Pagalaran MotoGP di sirkuit Mandalika (18-20 Maret) mencapai puncaknya Minggu (20/3). Acara itu dihadiri oleh Presiden Jokowi bersama sejumlah menteri dan pejabat negara lain. Tribun dipenuhi sekitar 65 ribu penonton. Agaknya itu pertama kali Satgas Covid19 bungkam seperti tutup mata pada kerumunan “teroganisir” yang berpotensi menjadi kluster baru penularan virus corona di Tanah Air. Dari aspek penonton, penyelenggaraan MotoGP Mandalika jelas sukses. Hotel atau tempat penginapan di Lombok Timur, NTB, dan tenda-tenda darurat di sekitar area GP, dilaporkan penuh.

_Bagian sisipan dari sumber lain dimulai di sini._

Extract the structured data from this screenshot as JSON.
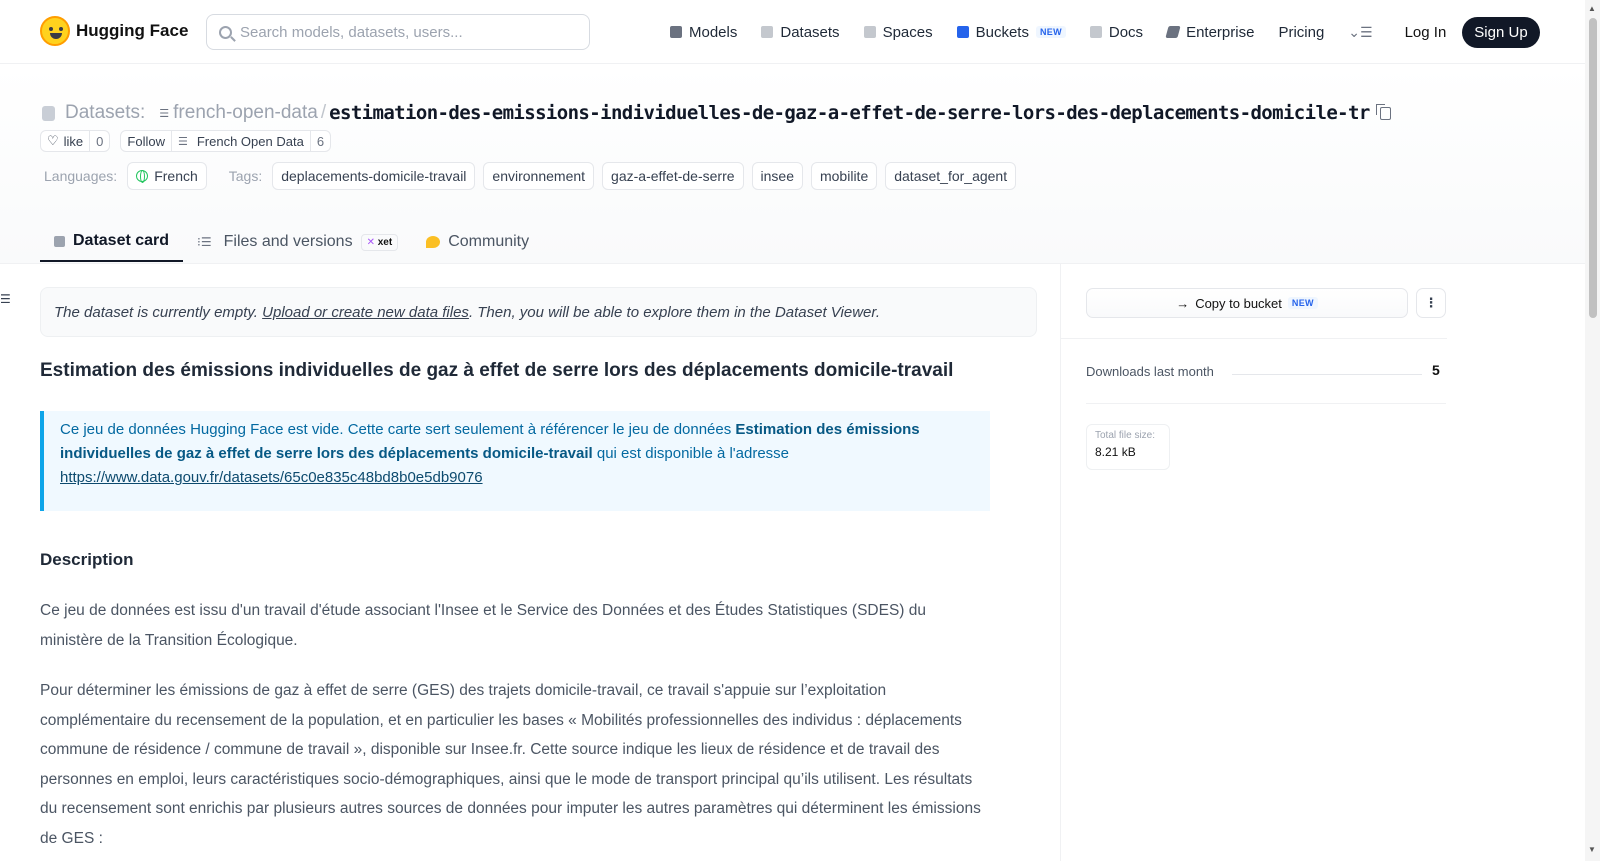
{
  "nav": {
    "brand": "Hugging Face",
    "search_placeholder": "Search models, datasets, users...",
    "links": [
      {
        "label": "Models",
        "icon": "cube-icon",
        "color": "#6b7280"
      },
      {
        "label": "Datasets",
        "icon": "database-icon",
        "color": "#9ca3af"
      },
      {
        "label": "Spaces",
        "icon": "grid-icon",
        "color": "#9ca3af"
      },
      {
        "label": "Buckets",
        "icon": "bucket-icon",
        "color": "#2563eb",
        "badge": "NEW"
      },
      {
        "label": "Docs",
        "icon": "book-icon",
        "color": "#9ca3af"
      },
      {
        "label": "Enterprise",
        "icon": "enterprise-icon",
        "color": "#6b7280"
      },
      {
        "label": "Pricing"
      }
    ],
    "login": "Log In",
    "signup": "Sign Up"
  },
  "header": {
    "section": "Datasets:",
    "org": "french-open-data",
    "separator": "/",
    "repo": "estimation-des-emissions-individuelles-de-gaz-a-effet-de-serre-lors-des-deplacements-domicile-tr",
    "like_label": "like",
    "like_count": "0",
    "follow_label": "Follow",
    "follow_org": "French Open Data",
    "follow_count": "6",
    "languages_label": "Languages:",
    "language": "French",
    "tags_label": "Tags:",
    "tags": [
      "deplacements-domicile-travail",
      "environnement",
      "gaz-a-effet-de-serre",
      "insee",
      "mobilite",
      "dataset_for_agent"
    ]
  },
  "tabs": {
    "dataset_card": "Dataset card",
    "files": "Files and versions",
    "xet": "xet",
    "community": "Community"
  },
  "main": {
    "notice_before": "The dataset is currently empty. ",
    "notice_link": "Upload or create new data files",
    "notice_after": ". Then, you will be able to explore them in the Dataset Viewer.",
    "title": "Estimation des émissions individuelles de gaz à effet de serre lors des déplacements domicile-travail",
    "callout_before": "Ce jeu de données Hugging Face est vide. Cette carte sert seulement à référencer le jeu de données ",
    "callout_bold": "Estimation des émissions individuelles de gaz à effet de serre lors des déplacements domicile-travail",
    "callout_after": " qui est disponible à l'adresse",
    "callout_link": "https://www.data.gouv.fr/datasets/65c0e835c48bd8b0e5db9076",
    "description_heading": "Description",
    "para1": "Ce jeu de données est issu d'un travail d'étude associant l'Insee et le Service des Données et des Études Statistiques (SDES) du ministère de la Transition Écologique.",
    "para2": "Pour déterminer les émissions de gaz à effet de serre (GES) des trajets domicile-travail, ce travail s'appuie sur l’exploitation complémentaire du recensement de la population, et en particulier les bases « Mobilités professionnelles des individus : déplacements commune de résidence / commune de travail », disponible sur Insee.fr. Cette source indique les lieux de résidence et de travail des personnes en emploi, leurs caractéristiques socio-démographiques, ainsi que le mode de transport principal qu’ils utilisent. Les résultats du recensement sont enrichis par plusieurs autres sources de données pour imputer les autres paramètres qui déterminent les émissions de GES :"
  },
  "sidebar": {
    "copy_bucket": "Copy to bucket",
    "new_badge": "NEW",
    "downloads_label": "Downloads last month",
    "downloads_value": "5",
    "size_label": "Total file size:",
    "size_value": "8.21 kB"
  }
}
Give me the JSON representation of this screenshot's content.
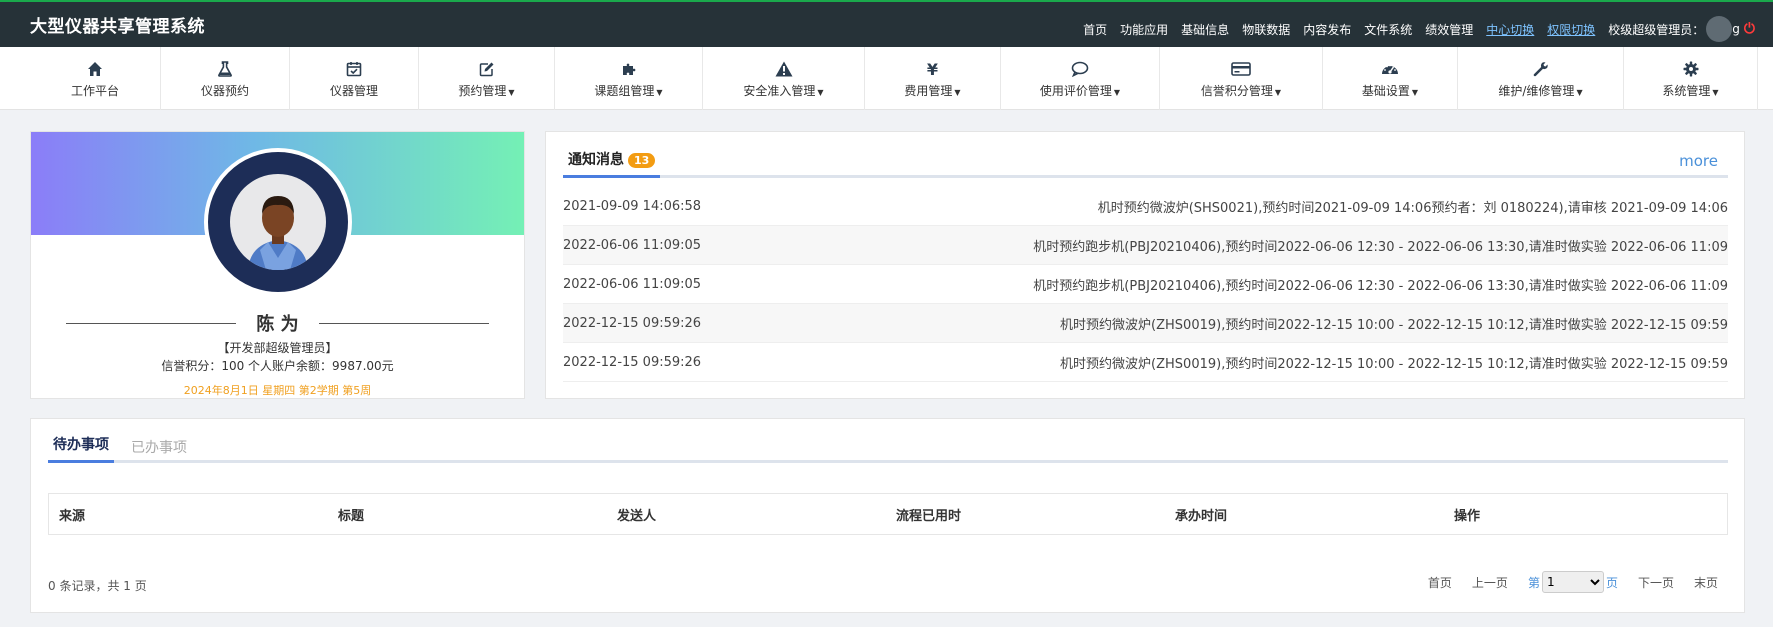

Namun, semua keberhasilan itu seperti tertutupi viralnya penampilan sosok Sang Pawang. Hujan yang mendadak turun deras menyebakan perhelatan MotoGP ditunda lebih satu jam. Masa itu menjadi panggung Rara. Sejak pagi video “Tutorialnya” terkait tugas mengendalikan hujan, beredar di masyarakat.

Memang, satu-satunya orang Indonesia yang “mengaspal” di area balapan hanya dia. Di tengah guyuran hujan, mengenakan topi pekerja proyek, ia mondar- mandir di area balap. Mulutnya komat kamit membaca mantra, diseling teriakan-teriakan seperti menghalau hujan. Atraksinya otomatis menarik perhatian seluruh penonton. Entah paham betul atau tidak apa yang dilakukannya. Tangan kanan Rara aktif bergerak memukul-mukul cawan di tangan kirinya. Sesekali tangannya menunjuk ke langit. Sampai kemudian cahaya matahari menampakkan diri tanda hujan mulai reda.

Spontan aplaus panjang pun menggema dari arah tribun. Penampilan aksi Rara jauh lebih menarik dalam tampilan video-video pendek dengan berbagai angle. Entah siapa yang menyebarkan, namun sepanjang hari tersebar luas di grup-grup Whats App masyarakat.

Sia-sia Badan Riset dan Inovasi Nasional (BRIN) menjelaskan fenomena hujan di Mandalika itu secara teknologi. Kepada media, Koordinator Laboratorium Pengelolaan TMC BRIN, Budi Harsoyo, memberi penjelasan secara tertulis. Secara ilmiah, katanya, ada teknologi yang disebut Teknologi Modifikasi Cuaca (TMC). Menurut Budi, dengan itulah TMC bekerja. Pihaknya mengerahkan armada pesawat beroperasi di jalur penyemaian awan. TMC kemudian melepaskan bahan semai dari unsur kimia yang mampu menjatuhkan hujan di luar area sirkuit.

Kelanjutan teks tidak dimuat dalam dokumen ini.